Dokuzuncu Yargı Paketi’ndeki büyük tehlike: İktidarı eleştiren herkes casuslukla suçlanabilir!
9. Yargı Paketi'nin taslağına göre, Türkiye'de "yeni tip casusluk" suçları oluşturularak yeni düzenlemelere gidilecek...
Tam 23 farklı kanunda ve 3 kanun hükmündeki kararnamede değişiklik yapan 60 maddelik Dokuzuncu Yargı Paketi, Meclis’e geldi.
Meclis’in tatile girmesinden önce yasalaştırılması beklenen bu paket şimdilik çok fazla konuşulmasa da birbirinden önemli düzenlemeler içeriyor.
Bunların arasında “genel af”fı çağrıştırabilecek Ceza İnfaz Yasası’na ilişkin düzenlemeler bile var.
Anayasa Mahkemesi ile Yargıtay arasında çıkan krizin tekrarlanmaması için yapılacak bazı değişiklikler de paket kapsamında…
*
Kısacası çok değil en geç iki hafta içinde bütün Türkiye bu yargı paketini ve getirdiği yenilikleri konuşuyor olacak.
Bana göre en önemli düzenlemelerden biri de “casusluk faaliyetleri” konusunda…
Yasa tasarısını hazırlayanlara göre bu düzenlemeyle “yabancı istihbarat örgütlerinin Türkiye’deki casusluk faaliyetlerinin önlenmesi” amaçlanıyor.
Tasarının gazetecilik mesleği açısından büyük tehdit içeren tarafı da bu…
En temel gazetecilik faaliyetleri bile “yeni tip casusluk suçları” kapsamına alınıyor.
Türk Ceza Kanunu’ndaki “Devlet Sırlarına Karşı Suçlar ve Casusluk” bölümüne “etki ajanlığı” diye yeni bir suç ekleniyor…
Bu madde, “Devletin güvenliği ile iç ve dış siyasal yararları aleyhine, yabancı bir devlet ya da organizasyonun stratejik çıkarları ve talimatı doğrultusunda gerçekleştirilen fiilleri cezalandırmayı” amaçlıyor.
*
Bu ne anlama geliyor biliyor musunuz?
Bundan sonra ister geleneksel medyada, ister sosyal medyada herhangi bir şekilde iktidarın faaliyetlerini eleştirmek mümkün olmayacak…
Diyelim ki “Ekonomi kötüye gidiyor” dediniz…
Ayvayı yediniz demektir!
Çünkü bu cümle sizin gibi Türkiye’nin ekonomik durumunun kötüye gittiğini söyleyen yabancı kuruluşlar lehine casusluk yaptığınızı gösterecek!

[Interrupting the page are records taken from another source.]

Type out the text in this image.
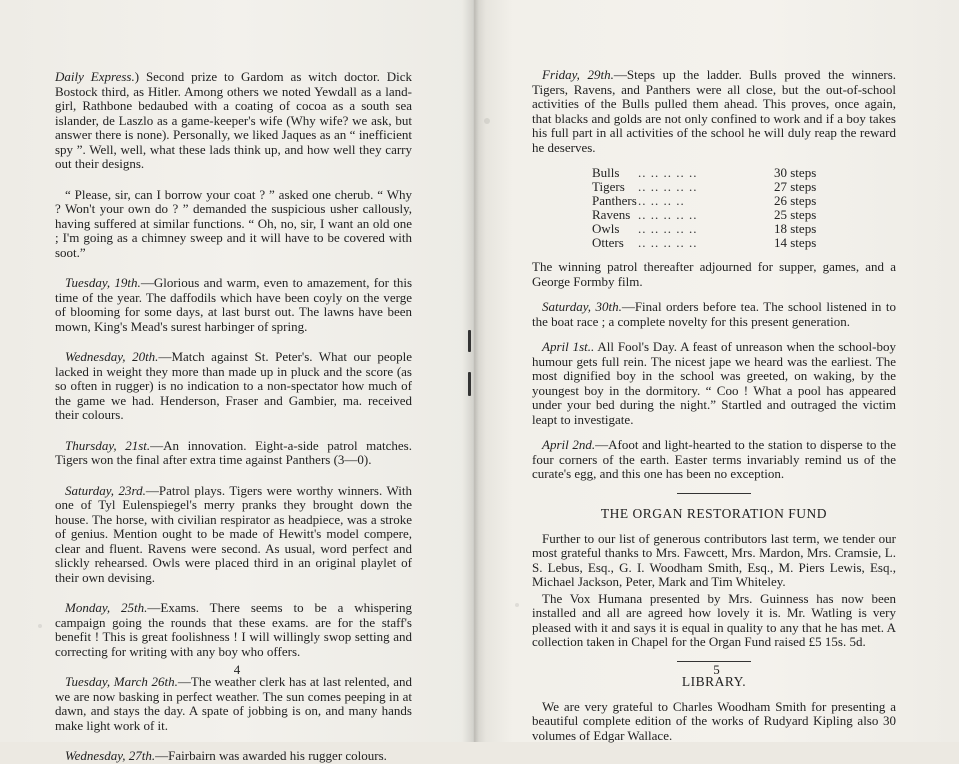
Daily Express.) Second prize to Gardom as witch doctor. Dick Bostock third, as Hitler. Among others we noted Yewdall as a land-girl, Rathbone bedaubed with a coating of cocoa as a south sea islander, de Laszlo as a game-keeper's wife (Why wife? we ask, but answer there is none). Personally, we liked Jaques as an “ inefficient spy ”. Well, well, what these lads think up, and how well they carry out their designs.

“ Please, sir, can I borrow your coat ? ” asked one cherub. “ Why ? Won't your own do ? ” demanded the suspicious usher callously, having suffered at similar functions. “ Oh, no, sir, I want an old one ; I'm going as a chimney sweep and it will have to be covered with soot.”

Tuesday, 19th.—Glorious and warm, even to amazement, for this time of the year. The daffodils which have been coyly on the verge of blooming for some days, at last burst out. The lawns have been mown, King's Mead's surest harbinger of spring.

Wednesday, 20th.—Match against St. Peter's. What our people lacked in weight they more than made up in pluck and the score (as so often in rugger) is no indication to a non-spectator how much of the game we had. Henderson, Fraser and Gambier, ma. received their colours.

Thursday, 21st.—An innovation. Eight-a-side patrol matches. Tigers won the final after extra time against Panthers (3—0).

Saturday, 23rd.—Patrol plays. Tigers were worthy winners. With one of Tyl Eulenspiegel's merry pranks they brought down the house. The horse, with civilian respirator as headpiece, was a stroke of genius. Mention ought to be made of Hewitt's model compere, clear and fluent. Ravens were second. As usual, word perfect and slickly rehearsed. Owls were placed third in an original playlet of their own devising.

Monday, 25th.—Exams. There seems to be a whispering campaign going the rounds that these exams. are for the staff's benefit ! This is great foolishness ! I will willingly swop setting and correcting for writing with any boy who offers.

Tuesday, March 26th.—The weather clerk has at last relented, and we are now basking in perfect weather. The sun comes peeping in at dawn, and stays the day. A spate of jobbing is on, and many hands make light work of it.

Wednesday, 27th.—Fairbairn was awarded his rugger colours.

4

Friday, 29th.—Steps up the ladder. Bulls proved the winners. Tigers, Ravens, and Panthers were all close, but the out-of-school activities of the Bulls pulled them ahead. This proves, once again, that blacks and golds are not only confined to work and if a boy takes his full part in all activities of the school he will duly reap the reward he deserves.

Bulls	.. .. .. .. ..	30 steps
Tigers	.. .. .. .. ..	27 steps
Panthers	.. .. .. ..	26 steps
Ravens	.. .. .. .. ..	25 steps
Owls	.. .. .. .. ..	18 steps
Otters	.. .. .. .. ..	14 steps

The winning patrol thereafter adjourned for supper, games, and a George Formby film.

Saturday, 30th.—Final orders before tea. The school listened in to the boat race ; a complete novelty for this present generation.

April 1st.. All Fool's Day. A feast of unreason when the school-boy humour gets full rein. The nicest jape we heard was the earliest. The most dignified boy in the school was greeted, on waking, by the youngest boy in the dormitory. “ Coo ! What a pool has appeared under your bed during the night.” Startled and outraged the victim leapt to investigate.

April 2nd.—Afoot and light-hearted to the station to disperse to the four corners of the earth. Easter terms invariably remind us of the curate's egg, and this one has been no exception.

THE ORGAN RESTORATION FUND

Further to our list of generous contributors last term, we tender our most grateful thanks to Mrs. Fawcett, Mrs. Mardon, Mrs. Cramsie, L. S. Lebus, Esq., G. I. Woodham Smith, Esq., M. Piers Lewis, Esq., Michael Jackson, Peter, Mark and Tim Whiteley.

The Vox Humana presented by Mrs. Guinness has now been installed and all are agreed how lovely it is. Mr. Watling is very pleased with it and says it is equal in quality to any that he has met. A collection taken in Chapel for the Organ Fund raised £5 15s. 5d.

LIBRARY.

We are very grateful to Charles Woodham Smith for presenting a beautiful complete edition of the works of Rudyard Kipling also 30 volumes of Edgar Wallace.

5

Böylece daha önce belki isimlerini bile duymadığınız yabancı örgütlerin ya da kuruluşların casusu olmakla suçlanacaksınız.
“Türkiye’nin düşmanlarına ve onların amaçlarına hizmet etmek”le itham edilip hakkınızda yedi yıla kadar hapis cezasıyla dava açılabilecek.
*
Taslaktaki “İktisadi, mali, askeri, milli savunma, kamu sağlığı, kamu güvenliği, kamu düzeni, teknolojik, kültürel, ulaştırma, haberleşme, siber alan, kritik altyapılar ve enerji gibi diğer yararlar da devletin iç veya dış siyasal yararları kavramı içinde kabul edilecektir” bölümü; haber ve yorum yazma faaliyetlerini neredeyse imkansız hale getirecek…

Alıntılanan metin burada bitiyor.